Bazı ülkelerde insan hakları konusunda ihlaller yaşanabildiğine dikkat çeken Prof. Dr. Selda Çağlar “Bu noktada insan hakları konusunu sadece devletlere bırakmak yeterli görülmemiştir. Çünkü her devletin sosyal, ekonomik gelişimi, kültürel gelişimi, insan hakları algısı, koruma yöntemleri birbirinden farklıdır. Birleşmiş Milletler’in (BM) İnsan Hakları Evrensel Bildirgesi’nin ortaya çıkışı bu noktada haklı bir düşüncenin ürünüdür. Evrensel düzeyde insan hakları korunmadığı sürece dünya barışının dünya adaletinin sağlanması söz konusu değil. İnsan haklarına yönelik yeni sözleşmeler yapılması, yeni denetim ve daha etkili denetim mekanizmaları getirerek insan haklarının korunması son derece dinamik bir alan olarak gelişmeye devam ediyor. Bugün dünya üzerindeki kıtalara baktığımızda her bir kıtanın değil ancak çoğu kıtanın bir insan hakları koruma mekanizması olduğunu görürüz. Örneğin Avrupa Konseyince ortaya konan Avrupa İnsan Hakları Sözleşmesi’nin etkinliğini sağlayan en önemli faktör, güvence altına alınan hakların ihlal edilip edilmediğinin Avrupa İnsan Hakları Mahkemesince (AİHM) denetlenmesidir. Mahkemenin bu yetkisine dayanarak bireyler üye devletleri şikâyet edebilmektedir. Avrupa insan Hakları Sözleşmesi yanında Avrupa Konseyi’nin sosyal hakları koruyan metinleri de vardır. Avrupa Konseyi dışında Amerika’nın da böyle kendi bir sistemi vardır. Afrika’da da bir İnsan Hakları Mahkemesi vardır. Avrupa insan hakları sözleşmesinin muadili diyebileceğimiz nitelikte bir sözleşme çerçevesinde kurulmuş bölgesel insan haklarını koruma sistemi olduğundan söz ediyoruz.” ifadelerini kullandı.

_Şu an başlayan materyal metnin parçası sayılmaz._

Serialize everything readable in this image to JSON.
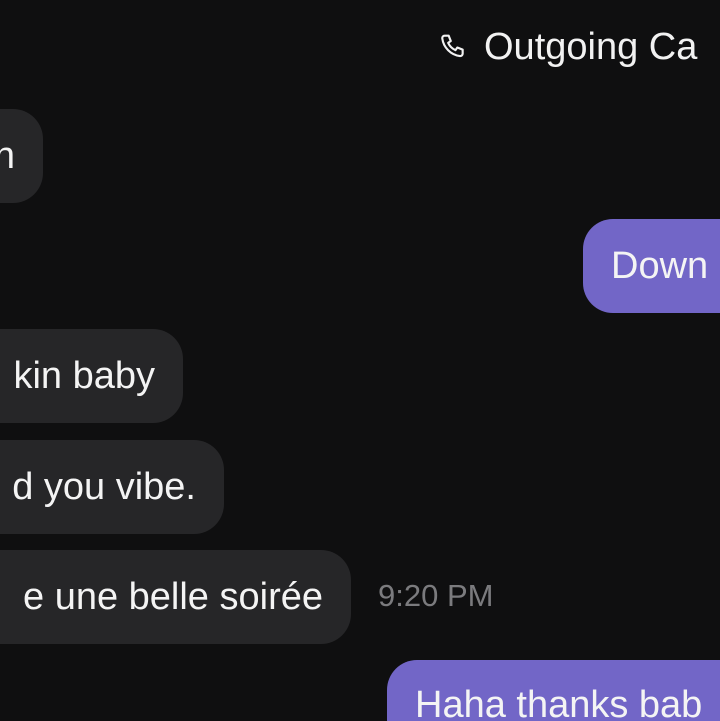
{
  "call_status": {
    "icon": "phone-icon",
    "label": "Outgoing Ca"
  },
  "messages": [
    {
      "direction": "incoming",
      "text": "n"
    },
    {
      "direction": "outgoing",
      "text": "Down"
    },
    {
      "direction": "incoming",
      "text": "kin baby"
    },
    {
      "direction": "incoming",
      "text": "d you vibe."
    },
    {
      "direction": "incoming",
      "text": "e une belle soirée"
    },
    {
      "direction": "outgoing",
      "text": "Haha thanks bab"
    }
  ],
  "timestamp": "9:20 PM",
  "colors": {
    "background": "#0f0f10",
    "incoming_bubble": "#262628",
    "outgoing_bubble": "#7266c7",
    "timestamp": "#7b7b7e"
  }
}
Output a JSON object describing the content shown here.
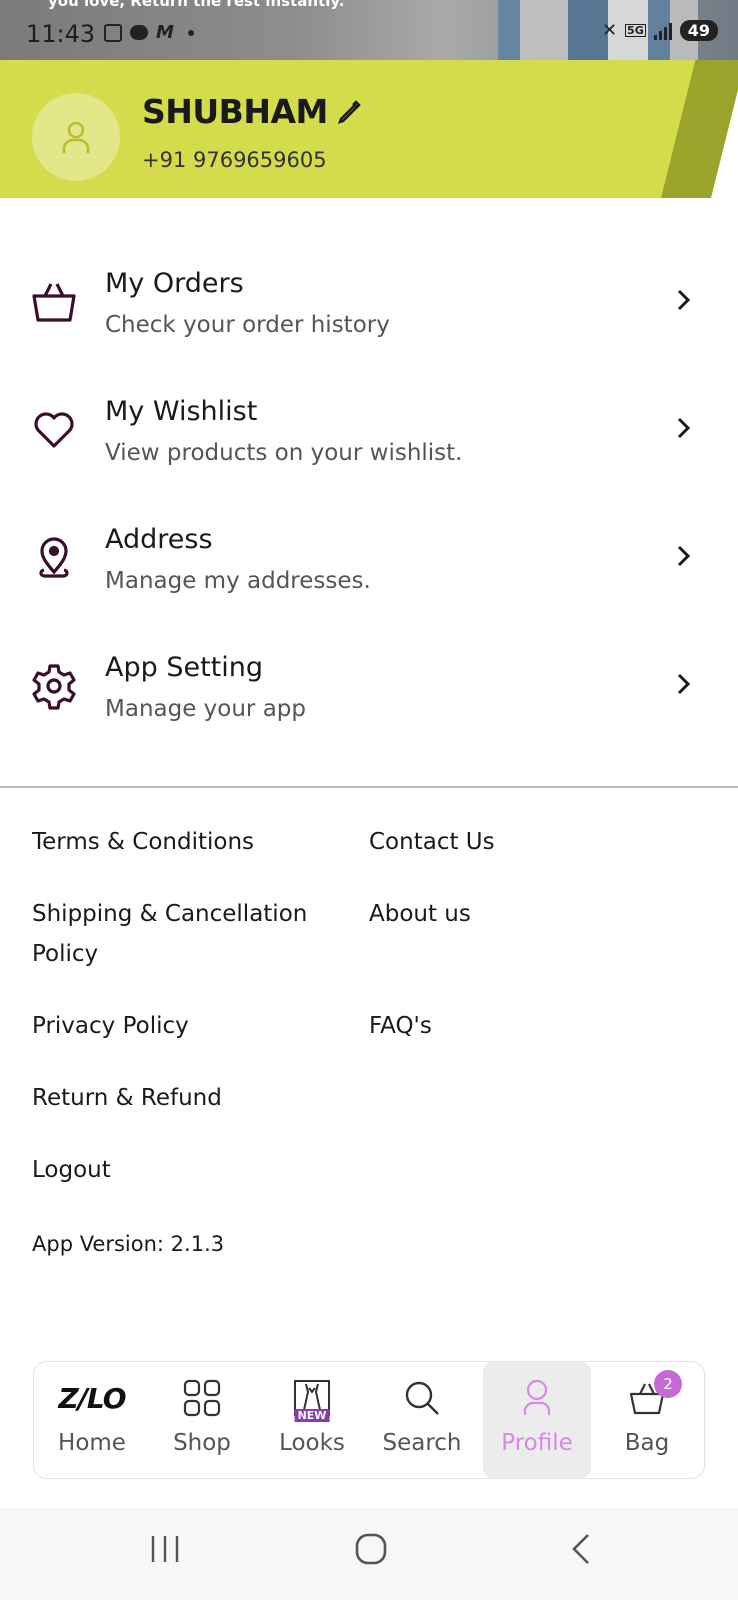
{
  "status_bar": {
    "banner_text": "you love, Return the rest instantly.",
    "time": "11:43",
    "network": "5G",
    "battery": "49"
  },
  "profile": {
    "name": "SHUBHAM",
    "phone": "+91 9769659605"
  },
  "menu": [
    {
      "title": "My Orders",
      "subtitle": "Check your order history",
      "icon": "bag-icon"
    },
    {
      "title": "My Wishlist",
      "subtitle": "View products on your wishlist.",
      "icon": "heart-icon"
    },
    {
      "title": "Address",
      "subtitle": "Manage my addresses.",
      "icon": "location-pin-icon"
    },
    {
      "title": "App Setting",
      "subtitle": "Manage your app",
      "icon": "gear-icon"
    }
  ],
  "links": {
    "terms": "Terms & Conditions",
    "contact": "Contact Us",
    "shipping_line1": "Shipping & Cancellation",
    "shipping_line2": "Policy",
    "about": "About us",
    "privacy": "Privacy Policy",
    "faq": "FAQ's",
    "return_refund": "Return & Refund",
    "logout": "Logout"
  },
  "app_version": "App Version: 2.1.3",
  "bottom_nav": {
    "logo": "Z/LO",
    "home": "Home",
    "shop": "Shop",
    "looks": "Looks",
    "looks_badge": "NEW",
    "search": "Search",
    "profile": "Profile",
    "bag": "Bag",
    "bag_count": "2",
    "active": "Profile"
  },
  "colors": {
    "header_bg": "#d4dc4b",
    "icon_color": "#3a0f2a",
    "active_tab": "#d58be0",
    "badge": "#c86ad6"
  }
}
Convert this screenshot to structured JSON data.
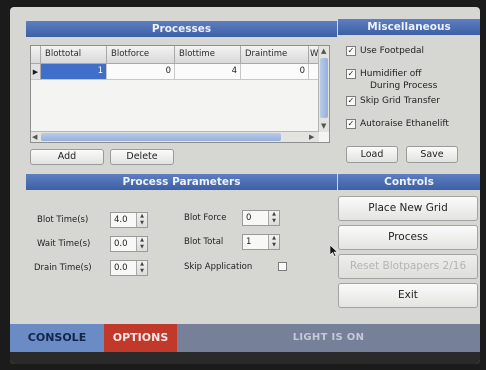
{
  "processes": {
    "title": "Processes",
    "columns": [
      "Blottotal",
      "Blotforce",
      "Blottime",
      "Draintime",
      "W"
    ],
    "rows": [
      {
        "marker": "▶",
        "cells": [
          "1",
          "0",
          "4",
          "0",
          ""
        ]
      }
    ],
    "add_label": "Add",
    "delete_label": "Delete"
  },
  "misc": {
    "title": "Miscellaneous",
    "options": [
      {
        "label": "Use Footpedal",
        "checked": true
      },
      {
        "label": "Humidifier off",
        "label2": "During Process",
        "checked": true
      },
      {
        "label": "Skip Grid Transfer",
        "checked": true
      },
      {
        "label": "Autoraise Ethanelift",
        "checked": true
      }
    ],
    "load_label": "Load",
    "save_label": "Save"
  },
  "params": {
    "title": "Process Parameters",
    "blot_time_label": "Blot Time(s)",
    "blot_time_value": "4.0",
    "wait_time_label": "Wait Time(s)",
    "wait_time_value": "0.0",
    "drain_time_label": "Drain Time(s)",
    "drain_time_value": "0.0",
    "blot_force_label": "Blot Force",
    "blot_force_value": "0",
    "blot_total_label": "Blot Total",
    "blot_total_value": "1",
    "skip_application_label": "Skip Application",
    "skip_application_checked": false
  },
  "controls": {
    "title": "Controls",
    "place_new_grid": "Place New Grid",
    "process": "Process",
    "reset_blotpapers": "Reset Blotpapers 2/16",
    "exit": "Exit"
  },
  "statusbar": {
    "console": "CONSOLE",
    "options": "OPTIONS",
    "light": "LIGHT IS ON"
  },
  "colors": {
    "header_blue": "#4a6db3",
    "options_red": "#c0392b",
    "console_blue": "#6a8bc4",
    "selection_blue": "#3f6fc9"
  }
}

Prof. Dr. Selda Çağlar son olarak insan haklarının ulusal düzeyde korunmasına ilişkin mekanizmaların nasıl çalıştığı ve sözleşme hükümlerini yerine getirmedeki misyonuna ilişkin örnekler üzerinden bilgiler paylaştı.
Panel, soru-cevap bölümünün ardından sona erdi.